Controlling their own content

She said one of the reasons sites like OnlyFans became popular with sex workers is because it helped them do something many have been attempting for decades: control their own content and cut out some of the intermediaries. 

“They don’t have a boss at a strip club or an agent at a talent agency running their shoots for them,” she said. “They just work for themselves, and they produce their own content. And this is not something that people were able to do five or 10 years ago.”

But there are other changes beyond new technology and platforms, according to sex worker advocates. Primarily, the public response to the OnlyFans original announcement. 

Celebrity presence on OnlyFans

“OnlyFans is the household name that has Cardi B, and Bella Thorne, and so many other musicians and reality TV stars having pages, that it became far more acceptable in that way, and it provided a financial means for so many to care for their families during the pandemic. And these are people that are not traditionally a part of the adult industry,” said Alana Evans, president of the Adult Performance Artists Guild. “And so now, everyone is so comfortable with this idea of sexuality that is attached to OnlyFans that when it became under attack, I think your average person felt that their own freedoms were being attacked.”

OnlyFans declined to comment for this story.

The public outcry after the OnlyFans announcement also reveals some of the nuances around perceptions of sex work, said Samantha Majic, who teaches political science at the City University of New York’s John Jay College of Criminal Justice and wrote the book “Sex Work Politics: From Protest to Service Provision.”
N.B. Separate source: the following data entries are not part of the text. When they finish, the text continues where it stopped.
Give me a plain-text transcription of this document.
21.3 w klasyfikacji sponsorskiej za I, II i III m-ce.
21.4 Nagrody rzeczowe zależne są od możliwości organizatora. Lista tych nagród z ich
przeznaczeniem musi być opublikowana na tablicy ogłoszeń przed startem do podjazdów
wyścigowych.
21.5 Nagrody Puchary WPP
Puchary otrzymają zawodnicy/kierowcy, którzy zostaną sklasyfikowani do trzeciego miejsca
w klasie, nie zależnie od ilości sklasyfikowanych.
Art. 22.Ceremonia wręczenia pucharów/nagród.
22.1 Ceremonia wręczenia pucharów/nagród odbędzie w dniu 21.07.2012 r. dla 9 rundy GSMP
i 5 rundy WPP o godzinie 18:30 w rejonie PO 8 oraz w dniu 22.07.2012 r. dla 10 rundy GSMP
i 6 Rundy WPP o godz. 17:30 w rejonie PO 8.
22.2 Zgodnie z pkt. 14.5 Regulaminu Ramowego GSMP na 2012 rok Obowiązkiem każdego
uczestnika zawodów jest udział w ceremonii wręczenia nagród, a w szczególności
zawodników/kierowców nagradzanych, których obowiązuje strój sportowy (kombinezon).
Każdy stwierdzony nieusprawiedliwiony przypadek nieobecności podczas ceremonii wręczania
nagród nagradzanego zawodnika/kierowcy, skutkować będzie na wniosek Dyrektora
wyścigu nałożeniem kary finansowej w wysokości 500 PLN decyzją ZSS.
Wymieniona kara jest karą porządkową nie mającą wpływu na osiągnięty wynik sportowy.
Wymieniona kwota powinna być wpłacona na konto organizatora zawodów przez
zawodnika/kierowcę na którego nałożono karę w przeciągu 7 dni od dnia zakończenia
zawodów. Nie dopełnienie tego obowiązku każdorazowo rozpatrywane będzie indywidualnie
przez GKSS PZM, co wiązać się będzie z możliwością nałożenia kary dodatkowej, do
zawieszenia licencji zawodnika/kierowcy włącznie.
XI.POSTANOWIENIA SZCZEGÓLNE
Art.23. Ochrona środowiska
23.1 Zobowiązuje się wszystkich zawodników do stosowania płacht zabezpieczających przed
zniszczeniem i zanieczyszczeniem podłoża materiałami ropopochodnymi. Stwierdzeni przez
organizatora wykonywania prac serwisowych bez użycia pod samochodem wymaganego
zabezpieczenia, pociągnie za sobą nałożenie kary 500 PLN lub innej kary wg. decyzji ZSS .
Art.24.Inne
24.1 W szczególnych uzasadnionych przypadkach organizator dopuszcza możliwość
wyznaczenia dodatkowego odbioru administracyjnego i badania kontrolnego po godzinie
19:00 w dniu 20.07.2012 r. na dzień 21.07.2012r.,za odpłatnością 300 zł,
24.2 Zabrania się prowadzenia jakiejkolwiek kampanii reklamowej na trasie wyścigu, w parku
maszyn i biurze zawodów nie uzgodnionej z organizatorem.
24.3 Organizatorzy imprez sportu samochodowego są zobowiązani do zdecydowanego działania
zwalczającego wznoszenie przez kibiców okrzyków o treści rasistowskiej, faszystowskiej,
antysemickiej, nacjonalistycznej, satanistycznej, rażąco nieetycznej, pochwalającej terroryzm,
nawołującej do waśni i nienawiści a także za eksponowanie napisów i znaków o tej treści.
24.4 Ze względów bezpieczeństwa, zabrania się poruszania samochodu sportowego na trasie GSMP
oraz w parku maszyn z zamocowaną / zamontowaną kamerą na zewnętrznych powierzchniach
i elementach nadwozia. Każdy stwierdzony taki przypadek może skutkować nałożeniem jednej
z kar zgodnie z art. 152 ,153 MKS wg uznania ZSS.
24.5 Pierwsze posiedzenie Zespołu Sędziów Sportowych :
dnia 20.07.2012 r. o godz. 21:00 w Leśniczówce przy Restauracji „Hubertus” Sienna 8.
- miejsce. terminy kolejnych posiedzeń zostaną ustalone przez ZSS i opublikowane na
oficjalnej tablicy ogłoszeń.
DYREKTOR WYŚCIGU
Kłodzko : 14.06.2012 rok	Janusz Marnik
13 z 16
“The sex industry is vast, and it includes a range of activities,” she said. “And so these sexual services are a wide range of activities from those that in the United States are legal, such as pornography and dancing, to those that are illegal, which is prostitution, which is criminalized in almost every state except Nevada. And so there’s this very wide spectrum of activities.”

And the public response to those activities tends to be aligned with where on the spectrum of activities someone’s sex work sits. 

The “whorearchy”

“I think part of [the OnlyFans] story is about what sex worker organizers call the ‘whorearchy,’” said Heather Berg, author of the book “Porn Work” and professor of women, gender and sexuality studies at Washington University in St. Louis.

The whorearchy is the idea that some sex work is more respectable than others.

“The whorearchy is both within sex worker communities, but also in terms of how outsiders understand sex work labor,” Berg said. “And so there is a hierarchy, I think, in the public imagination.”

“Camming” author Jones also points to the hierarchy as an impetus for the more mainstream opposition to the now-suspended OnlyFans ban, which she said affected many adult content creators from less marginalized groups.  

“There isn’t a lot of public outcry when full-service providers and people who are engaged in, you know, clinical prostitution are being harmed, whether that’s whether they’re being harmed by legal policies, whether they’re being harmed by law enforcement, whether they’re being harmed by banking institutions, there’s far less outcry,” said Jones.

Shifting to other websites

And for now, many sex workers like Taylor are viewing OnlyFans with suspicion and shifting or mirroring content on sites like Fansly or PocketStars. 

She’s also solidifying her other income streams — photography and dog training — and she’s part of a community of trans women sex workers who share information and resources.

“I am going to make sure that I’m not in a position where, if something like this happens, I don’t feel like the rug was pulled out from under me,” she said. “And I know a lot of other girls are thinking the same thing.”

Like her, they’re diversifying their income and joining new platforms, including some run by sex workers themselves.